La banalité d'un tir - Mali NaviaJe suis le genre de lectrice incapable de plier le coin d’une page d’un livre, d’y écrire au plomb ou à l’encre ou même de surligner. Dans cette autofiction, premier roman de Mali Navia, née à Montréal d’un père colombien et d’une mère canadienne, nombreux sont les passages que j’aurais pu marquer d’une couleur vive. « Le monde ne peut pas être aussi petit que celui dans lequel on m’a appris à vivre. » Amour paternel, exil, dépossession de soi, honte, malheur, deuil d’un être cher, sororité, quête du bonheur et de la plénitude : autant de thèmes et sentiments traversant le récit d’Ana, de son enfance à l’âge adulte. C’est si bien écrit et infiniment touchant. Même enfant, Ana réalise une lecture empathique de sa vie familiale, plus particulièrement de son père dont le cœur et l’identité balancent entre le Québec et la Colombie. Au moment d’écrire ces lignes, je constate que ce titre fait également partie de la liste préliminaire du Prix des libraires. Quel beau hasard!

Les choix d’Alexandra Mignault
Adjointe à la rédaction, revue Les libraires

Les ombres blanches
Dominique Fortier (Alto)

Dans Les villes de papier, Dominique Fortier imaginait la vie recluse d’Emily Dickinson. Avec Les ombres blanches, elle raconte la suite; elle s’intéresse à son entourage et à son héritage, à ce qu’elle a laissé derrière elle, à ce que son absence a créé. La sœur de Dickinson découvre les textes de la poète après sa mort, ce qui donnera naissance à un livre posthume, qui deviendra une importante œuvre de la littérature américaine, une œuvre qui aurait pu ne jamais voir le jour. Encore une fois, l’écrivaine à la plume somptueuse rend hommage aux livres, aux histoires qui nous habitent et au pouvoir de la littérature dans ce roman poétique, tendre et lumineux.

 

Femme fleuve
Anaïs Barbeau-Lavalette (Marchand de feuilles)

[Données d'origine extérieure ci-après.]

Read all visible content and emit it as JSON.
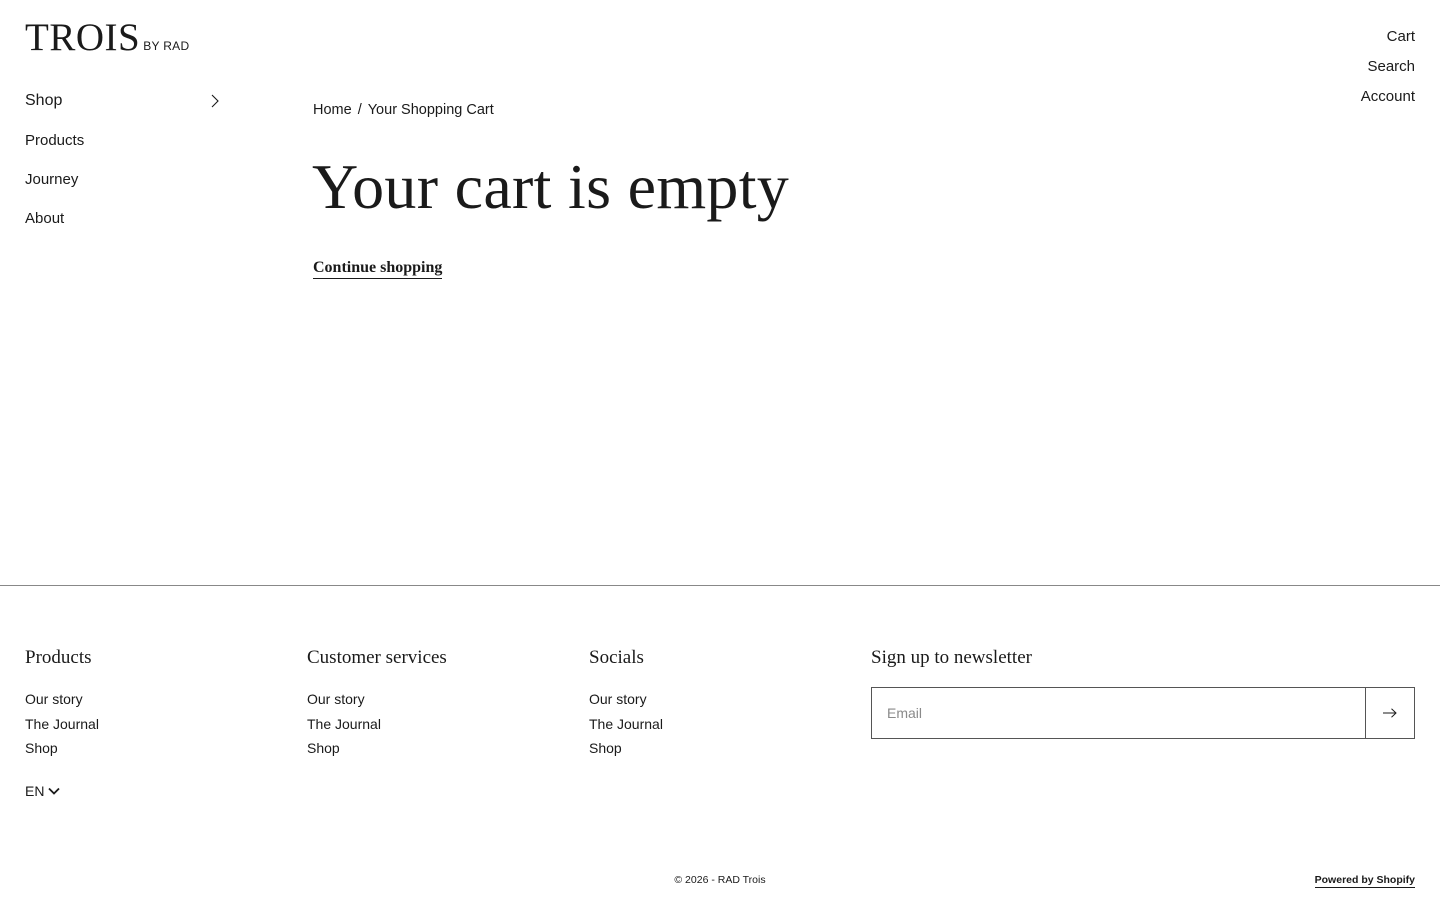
{
  "brand": {
    "name": "TROIS",
    "sub": "BY RAD"
  },
  "left_nav": [
    {
      "label": "Shop",
      "icon": "chevron-right-icon"
    },
    {
      "label": "Products"
    },
    {
      "label": "Journey"
    },
    {
      "label": "About"
    }
  ],
  "util_nav": {
    "cart": "Cart",
    "search": "Search",
    "account": "Account"
  },
  "breadcrumb": {
    "home": "Home",
    "separator": "/",
    "current": "Your Shopping Cart"
  },
  "main": {
    "title": "Your cart is empty",
    "continue_label": "Continue shopping"
  },
  "footer": {
    "columns": [
      {
        "heading": "Products",
        "links": [
          "Our story",
          "The Journal",
          "Shop"
        ]
      },
      {
        "heading": "Customer services",
        "links": [
          "Our story",
          "The Journal",
          "Shop"
        ]
      },
      {
        "heading": "Socials",
        "links": [
          "Our story",
          "The Journal",
          "Shop"
        ]
      }
    ],
    "newsletter": {
      "heading": "Sign up to newsletter",
      "placeholder": "Email",
      "submit_icon": "arrow-right-icon"
    },
    "language": {
      "value": "EN",
      "icon": "chevron-down-icon"
    },
    "copyright": "© 2026 - RAD Trois",
    "powered_by": "Powered by Shopify"
  }
}
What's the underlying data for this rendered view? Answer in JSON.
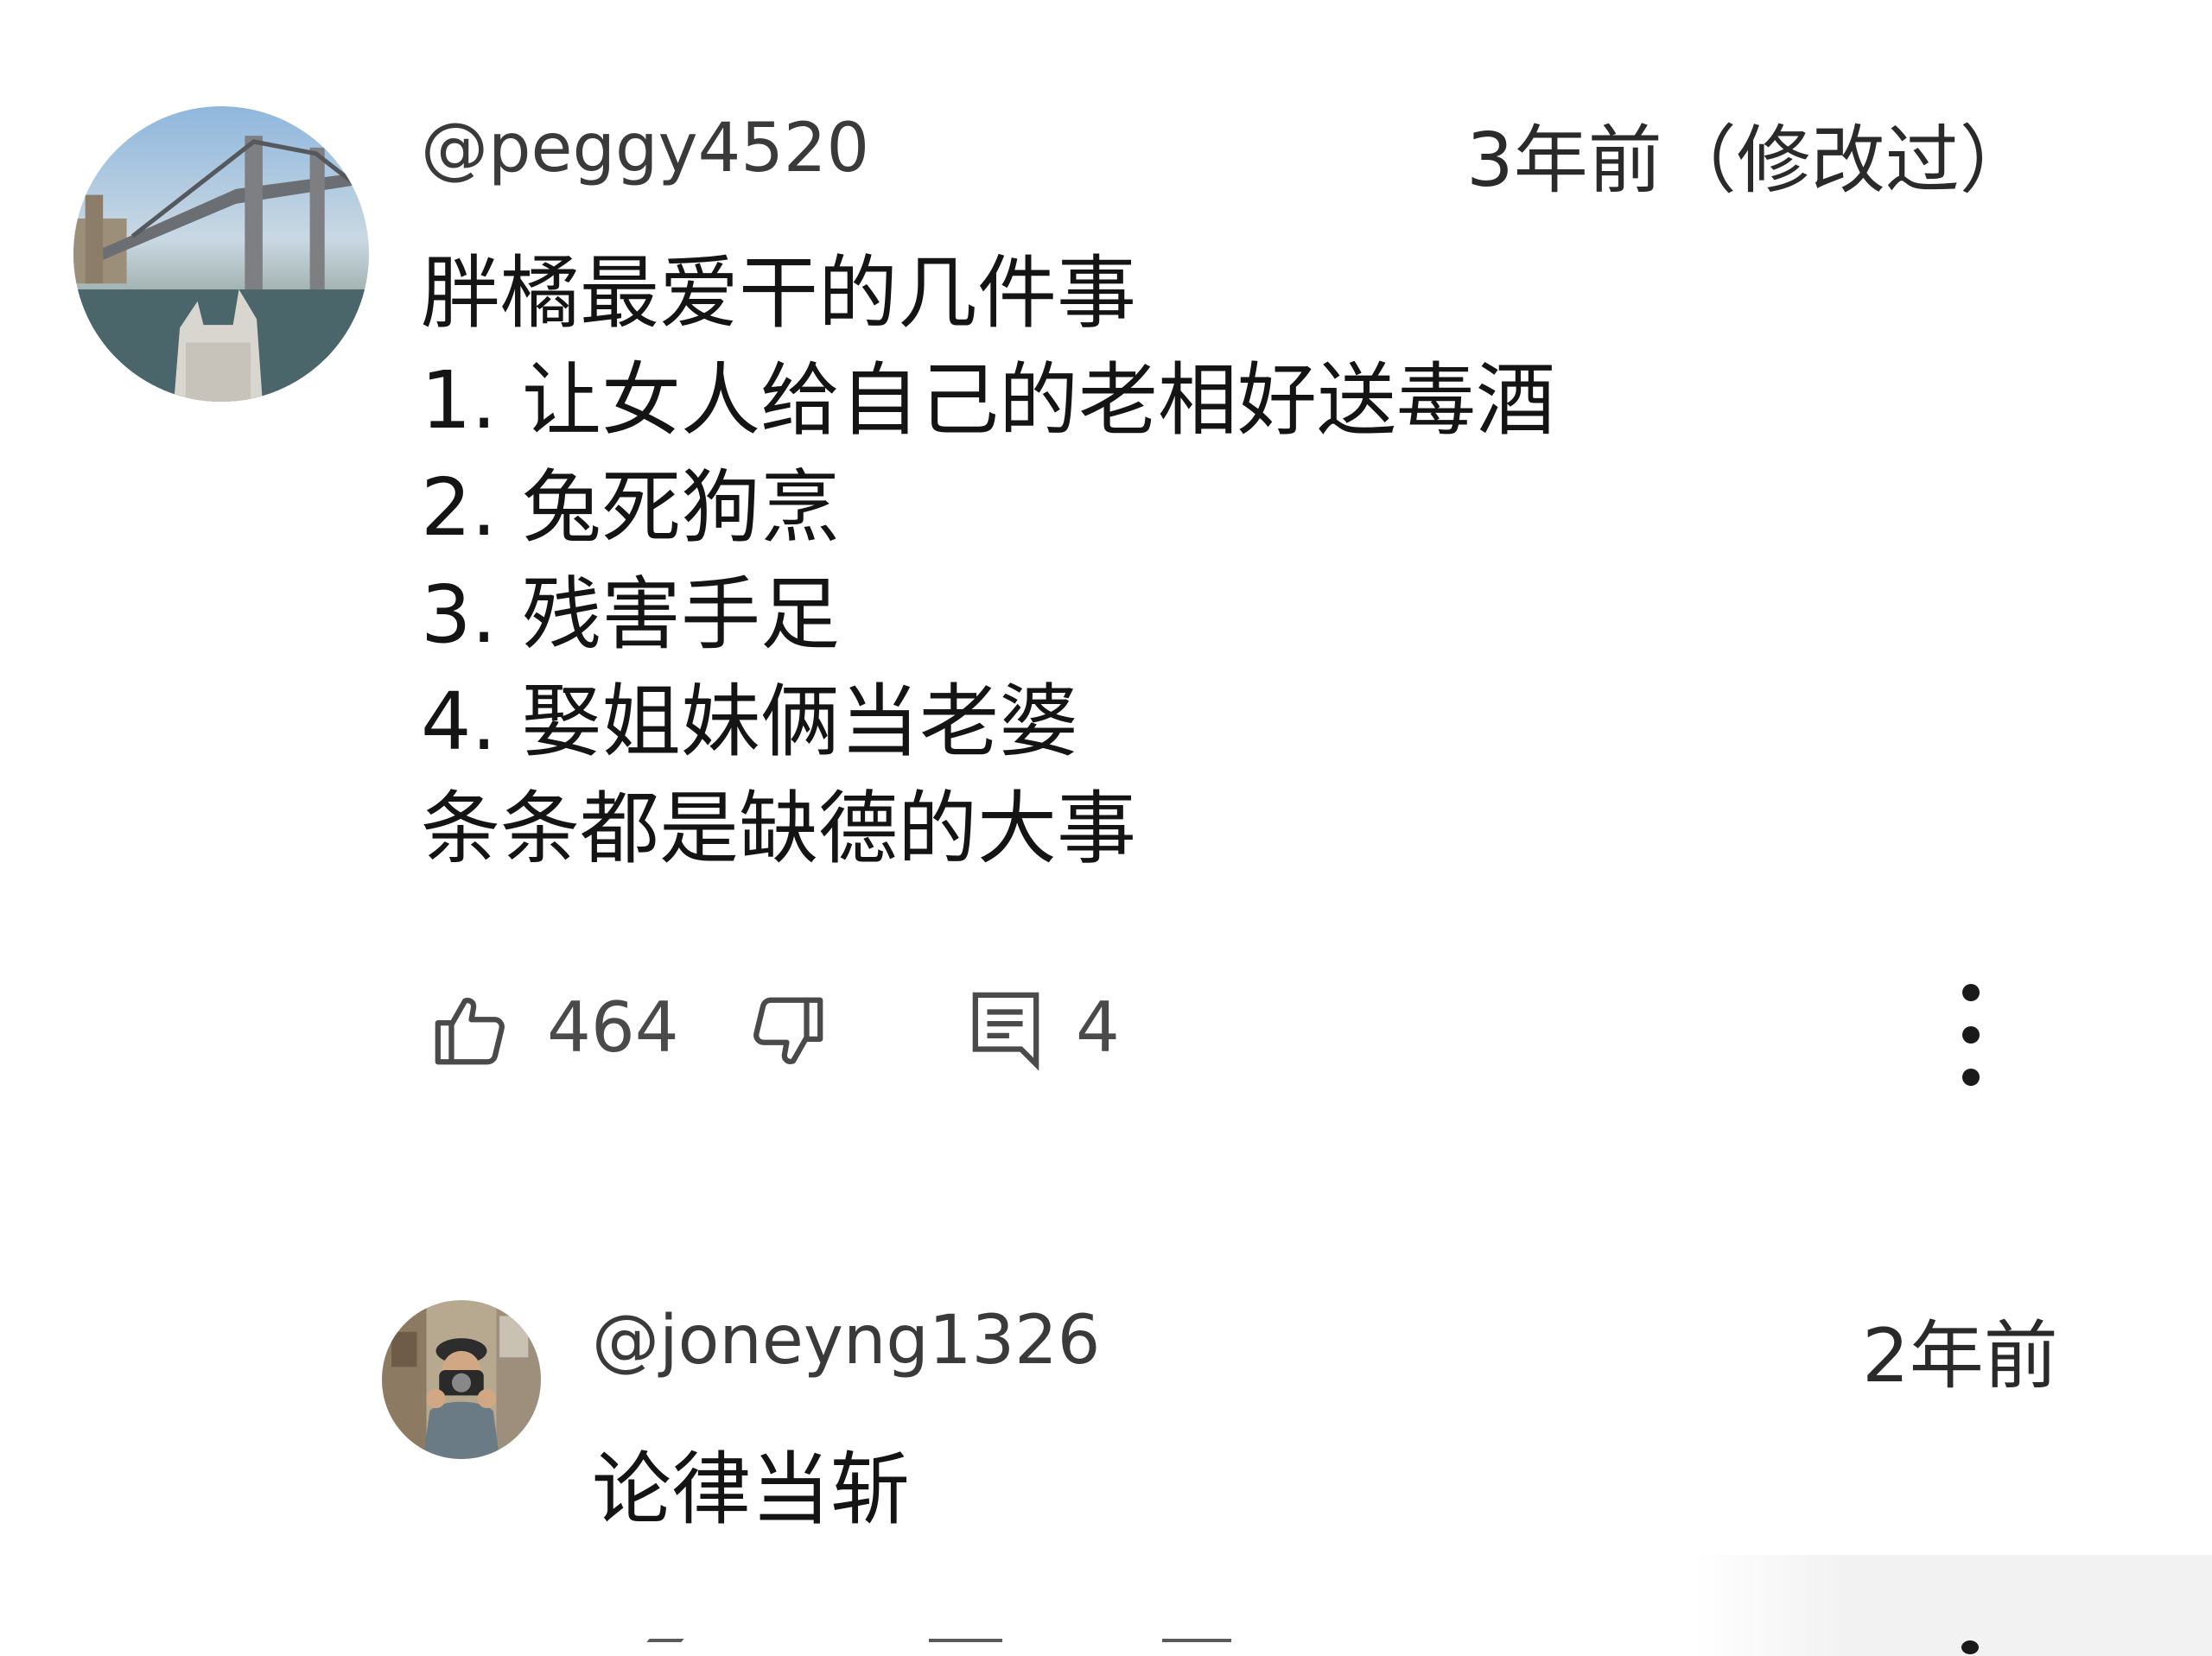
{
  "comment": {
    "author": "@peggy4520",
    "timestamp": "3年前（修改过）",
    "lines": [
      "胖橘最爱干的几件事",
      "1. 让女人给自己的老相好送毒酒",
      "2. 兔死狗烹",
      "3. 残害手足",
      "4. 娶姐妹俩当老婆",
      "条条都是缺德的大事"
    ],
    "like_count": "464",
    "reply_count": "4",
    "icons": {
      "like": "thumbs-up-icon",
      "dislike": "thumbs-down-icon",
      "reply": "comment-icon",
      "more": "more-vertical-icon"
    }
  },
  "reply": {
    "author": "@joneyng1326",
    "timestamp": "2年前",
    "text": "论律当斩"
  },
  "colors": {
    "background": "#ffffff",
    "text": "#141414",
    "meta_text": "#3a3a3a",
    "icon": "#4a4a4a"
  }
}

Anaïs Barbeau-Lavalette poursuit son œuvre vibrante et envoûtante avec Femme fleuve, le dernier jalon de qu’on peut considérer comme un triptyque amorcé avec La femme qui fuit et Femme forêt. Une femme en retraite sur une île pour écrire, loin de son homme et de ses enfants, rencontre un peintre, tentant de reproduire le bleu du fleuve, qui chamboule sa vie et son cœur. Cette histoire d’une passion amoureuse sonde les empreintes que les gens laissent en nous. C’est une célébration poétique et sensuelle du désir au féminin, de la beauté du fleuve, de l’amour.

 

 

On a tout l’automne
Juliana Léveillé-Trudel (La Peuplade)

Celle qui nous avait charmés avec Nirliit revient avec On a tout l’automne, une histoire empreinte de sensibilité et de poésie. Après une absence de deux ans et quelques leçons d’inuttitut, une jeune femme est de retour à Salluit pour des ateliers de poésie. Elle retrouve des enfants qu’elle avait jadis connus, maintenant adolescents. Peut-être que ces jeunes qu’elle porte dans son cœur et pour qui elle s’inquiète l’aideront à avancer, lui monteront le chemin… Un roman tendre et beau qui parle de résilience, des liens entre les êtres, de deuil et de la peur de perdre ceux que l’on aime.